UK market intelligence: from power struggles to project strategy
Against a backdrop of slowing economic growth and tighter cost controls, the UK construction sector is facing an uncertain environment. While inflation has eased and interest rates are forecast to fall, the expected benefits from government strategies has yet to lead to immediate gains.
New orders are picking up, yet developers across sectors are increasingly grappling with a new constraint, power. Surging demand for electricity is placing huge pressure on the UK’s already-stretched grid infrastructure. In key regions, delays in securing grid connections are now a real and growing threat to project timelines.
As built asset investors navigate market trends where the cost and availability of power can outweigh traditional development hurdles, early-stage planning must prioritise electricity access as a strategic priority.
Economic overview
The UK’s economic performance offered mixed signals in the first half of 2025. While GDP expanded by 0.7 percent in Q1, a contraction of 0.1 percent in May points to weakening momentum.
Heightened global uncertainty, from escalating conflict in the Middle East to newly imposed US tariffs, is undermining business confidence and weighing on investment.
While inflation edged up to 3.6 percent in May, markets still anticipate a further two Bank Rate cuts this year, potentially reaching 3.75 percent. Falling borrowing costs may support development activity in 2026, but in the short term, higher employer National Insurance Contributions and cost inflation are putting pressure on margins.
Construction overview
Construction output was flat in Q1 2025, following three quarters of modest growth. Yet, beneath this, new work increased by 0.9 percent, driven by industrial and data centre expansion. Private housing also performed solidly, with a 3.3 percent year-on-year rise.

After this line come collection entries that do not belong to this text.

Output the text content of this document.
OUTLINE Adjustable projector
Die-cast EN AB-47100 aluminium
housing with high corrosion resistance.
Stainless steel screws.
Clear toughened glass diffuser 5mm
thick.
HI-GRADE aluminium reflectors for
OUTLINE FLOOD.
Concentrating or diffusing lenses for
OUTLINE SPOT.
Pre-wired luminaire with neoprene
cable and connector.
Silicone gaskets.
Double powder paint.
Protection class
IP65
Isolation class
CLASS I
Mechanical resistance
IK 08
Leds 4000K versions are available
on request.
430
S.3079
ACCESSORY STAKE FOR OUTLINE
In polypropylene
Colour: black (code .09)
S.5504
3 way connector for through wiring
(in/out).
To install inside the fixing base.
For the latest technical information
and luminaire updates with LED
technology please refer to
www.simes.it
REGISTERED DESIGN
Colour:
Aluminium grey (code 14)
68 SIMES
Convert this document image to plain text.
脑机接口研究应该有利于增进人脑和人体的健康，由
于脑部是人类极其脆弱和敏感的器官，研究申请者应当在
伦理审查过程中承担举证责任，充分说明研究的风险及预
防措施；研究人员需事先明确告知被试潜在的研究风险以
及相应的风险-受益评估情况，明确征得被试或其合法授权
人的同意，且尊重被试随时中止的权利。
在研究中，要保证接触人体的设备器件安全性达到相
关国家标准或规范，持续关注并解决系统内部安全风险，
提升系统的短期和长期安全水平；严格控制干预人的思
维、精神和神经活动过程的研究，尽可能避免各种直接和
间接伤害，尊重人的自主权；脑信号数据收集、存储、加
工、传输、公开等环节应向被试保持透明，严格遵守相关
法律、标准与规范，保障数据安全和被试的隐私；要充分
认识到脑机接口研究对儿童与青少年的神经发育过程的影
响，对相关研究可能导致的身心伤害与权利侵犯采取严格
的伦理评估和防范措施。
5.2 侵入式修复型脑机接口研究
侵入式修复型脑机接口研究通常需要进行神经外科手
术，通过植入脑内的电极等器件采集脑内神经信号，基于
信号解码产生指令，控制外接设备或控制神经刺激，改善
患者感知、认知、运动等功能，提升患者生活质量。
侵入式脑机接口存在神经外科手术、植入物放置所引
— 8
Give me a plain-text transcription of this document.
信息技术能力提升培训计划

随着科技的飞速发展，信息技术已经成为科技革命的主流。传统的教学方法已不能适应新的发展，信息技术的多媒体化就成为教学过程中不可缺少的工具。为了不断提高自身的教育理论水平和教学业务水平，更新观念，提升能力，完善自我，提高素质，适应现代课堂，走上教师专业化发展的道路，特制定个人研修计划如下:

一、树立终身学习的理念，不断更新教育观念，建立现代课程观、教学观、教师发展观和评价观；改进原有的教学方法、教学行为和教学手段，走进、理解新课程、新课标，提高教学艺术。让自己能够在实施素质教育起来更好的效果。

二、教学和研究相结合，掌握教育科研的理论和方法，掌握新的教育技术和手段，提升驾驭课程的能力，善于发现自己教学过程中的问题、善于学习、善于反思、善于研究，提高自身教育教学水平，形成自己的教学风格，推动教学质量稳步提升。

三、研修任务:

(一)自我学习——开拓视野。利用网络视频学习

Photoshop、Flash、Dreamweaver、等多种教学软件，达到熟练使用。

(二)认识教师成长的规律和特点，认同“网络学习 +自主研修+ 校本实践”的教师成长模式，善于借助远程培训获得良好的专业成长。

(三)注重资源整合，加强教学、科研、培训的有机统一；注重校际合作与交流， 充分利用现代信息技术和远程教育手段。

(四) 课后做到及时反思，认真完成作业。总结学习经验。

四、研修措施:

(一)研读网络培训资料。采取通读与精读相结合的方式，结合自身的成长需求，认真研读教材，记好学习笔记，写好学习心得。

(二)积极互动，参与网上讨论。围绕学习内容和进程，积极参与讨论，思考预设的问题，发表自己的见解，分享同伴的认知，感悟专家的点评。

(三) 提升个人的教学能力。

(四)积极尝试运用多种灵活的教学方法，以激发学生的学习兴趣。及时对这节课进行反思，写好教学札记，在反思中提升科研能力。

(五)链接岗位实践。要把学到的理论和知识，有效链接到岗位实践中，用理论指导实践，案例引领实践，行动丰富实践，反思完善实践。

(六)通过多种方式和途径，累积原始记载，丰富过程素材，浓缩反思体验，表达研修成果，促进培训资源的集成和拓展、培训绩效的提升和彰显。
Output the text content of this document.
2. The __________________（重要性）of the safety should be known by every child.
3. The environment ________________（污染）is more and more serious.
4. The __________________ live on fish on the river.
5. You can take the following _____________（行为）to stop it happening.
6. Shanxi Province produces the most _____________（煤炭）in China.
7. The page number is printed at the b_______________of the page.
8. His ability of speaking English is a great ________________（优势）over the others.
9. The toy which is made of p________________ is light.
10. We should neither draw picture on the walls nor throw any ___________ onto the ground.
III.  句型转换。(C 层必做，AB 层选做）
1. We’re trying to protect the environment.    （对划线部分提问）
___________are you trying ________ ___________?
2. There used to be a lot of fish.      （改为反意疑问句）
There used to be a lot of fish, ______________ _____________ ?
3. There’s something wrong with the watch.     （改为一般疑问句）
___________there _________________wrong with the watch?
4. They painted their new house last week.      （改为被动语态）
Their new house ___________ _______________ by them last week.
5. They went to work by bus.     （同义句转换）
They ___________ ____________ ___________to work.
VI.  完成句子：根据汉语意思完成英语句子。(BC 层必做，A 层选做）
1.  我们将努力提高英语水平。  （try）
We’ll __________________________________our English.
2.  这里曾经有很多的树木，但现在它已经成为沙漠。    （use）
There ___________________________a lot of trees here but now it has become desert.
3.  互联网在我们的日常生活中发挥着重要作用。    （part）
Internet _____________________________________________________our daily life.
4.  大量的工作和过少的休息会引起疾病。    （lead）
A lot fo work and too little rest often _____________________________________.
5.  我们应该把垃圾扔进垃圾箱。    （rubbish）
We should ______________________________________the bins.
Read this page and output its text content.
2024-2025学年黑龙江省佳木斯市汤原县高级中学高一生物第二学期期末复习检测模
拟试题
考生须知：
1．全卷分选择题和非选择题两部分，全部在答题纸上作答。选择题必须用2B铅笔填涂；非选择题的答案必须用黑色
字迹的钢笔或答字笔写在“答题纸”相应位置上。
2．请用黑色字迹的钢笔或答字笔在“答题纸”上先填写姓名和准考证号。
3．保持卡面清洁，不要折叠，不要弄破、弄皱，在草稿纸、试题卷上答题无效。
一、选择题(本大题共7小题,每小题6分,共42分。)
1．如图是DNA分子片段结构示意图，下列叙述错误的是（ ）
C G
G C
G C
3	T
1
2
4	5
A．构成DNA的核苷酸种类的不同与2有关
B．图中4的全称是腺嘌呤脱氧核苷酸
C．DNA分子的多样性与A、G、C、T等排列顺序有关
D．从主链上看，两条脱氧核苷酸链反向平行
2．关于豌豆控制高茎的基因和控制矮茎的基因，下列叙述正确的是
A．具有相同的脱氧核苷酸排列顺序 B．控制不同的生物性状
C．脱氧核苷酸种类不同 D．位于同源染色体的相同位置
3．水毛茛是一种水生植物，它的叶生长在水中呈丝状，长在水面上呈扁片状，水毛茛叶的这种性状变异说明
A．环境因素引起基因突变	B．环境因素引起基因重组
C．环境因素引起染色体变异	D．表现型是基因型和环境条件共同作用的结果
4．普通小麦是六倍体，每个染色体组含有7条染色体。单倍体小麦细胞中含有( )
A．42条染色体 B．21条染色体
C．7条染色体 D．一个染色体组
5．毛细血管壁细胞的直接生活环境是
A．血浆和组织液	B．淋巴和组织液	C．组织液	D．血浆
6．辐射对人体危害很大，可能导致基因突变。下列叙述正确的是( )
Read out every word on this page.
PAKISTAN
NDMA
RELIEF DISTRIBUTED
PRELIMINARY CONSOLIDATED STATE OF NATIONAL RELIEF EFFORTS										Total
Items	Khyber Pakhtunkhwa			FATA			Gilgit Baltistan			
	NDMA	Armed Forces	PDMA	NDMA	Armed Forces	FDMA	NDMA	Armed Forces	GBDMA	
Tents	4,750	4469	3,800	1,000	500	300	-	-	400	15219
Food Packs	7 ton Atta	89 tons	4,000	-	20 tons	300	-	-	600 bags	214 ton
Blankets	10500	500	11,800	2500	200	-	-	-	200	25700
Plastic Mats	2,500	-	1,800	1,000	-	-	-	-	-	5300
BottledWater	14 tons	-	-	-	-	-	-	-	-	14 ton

The government’s £39bn Affordable Homes Programme and long-term infrastructure pipeline offer strong structural support. New orders rose by 26.6 percent during the quarter. Infrastructure doubled thanks to major investment in water, energy and aviation. However, weakness in private housing orders could hinder housing targets.
One emerging constraint is electricity access. Grid connection delays in areas such as West London, Cambridge and Milton Keynes are impacting programme viability. The new ‘first ready, first connected’ system aims to prioritise shovel-ready projects, but may not deliver short-term relief.
Tender price inflation
While construction wage inflation eased to 5.1 percent in April, the full impact of increased NICs is still filtering through. Real estate Tender Price Inflation for 2025 is held at 3.0 percent, with infrastructure TPI at 4.5 percent, as we maintain our outlook from Q1.
Material price inflation remains subdued and insolvency levels have fallen modestly. Yet uncertainty around future labour costs, supply chain resilience and utility constraints are keeping pricing risk elevated.
Powering forward
The UK’s energy grid is fast becoming a critical pinch point. With electricity demand projected to double by 2050, securing a timely power connection now sits alongside planning and finance as a core project risk.
Government investment in nuclear and grid upgrades is welcome, but delivery timelines stretch into the 2030s. For project teams, early engagement on energy access, proactive connection planning and expert advice will be crucial.
As demand surpasses infrastructure, developers must shift to an ‘energy-first’ approach, because in today’s market, no power often means no project.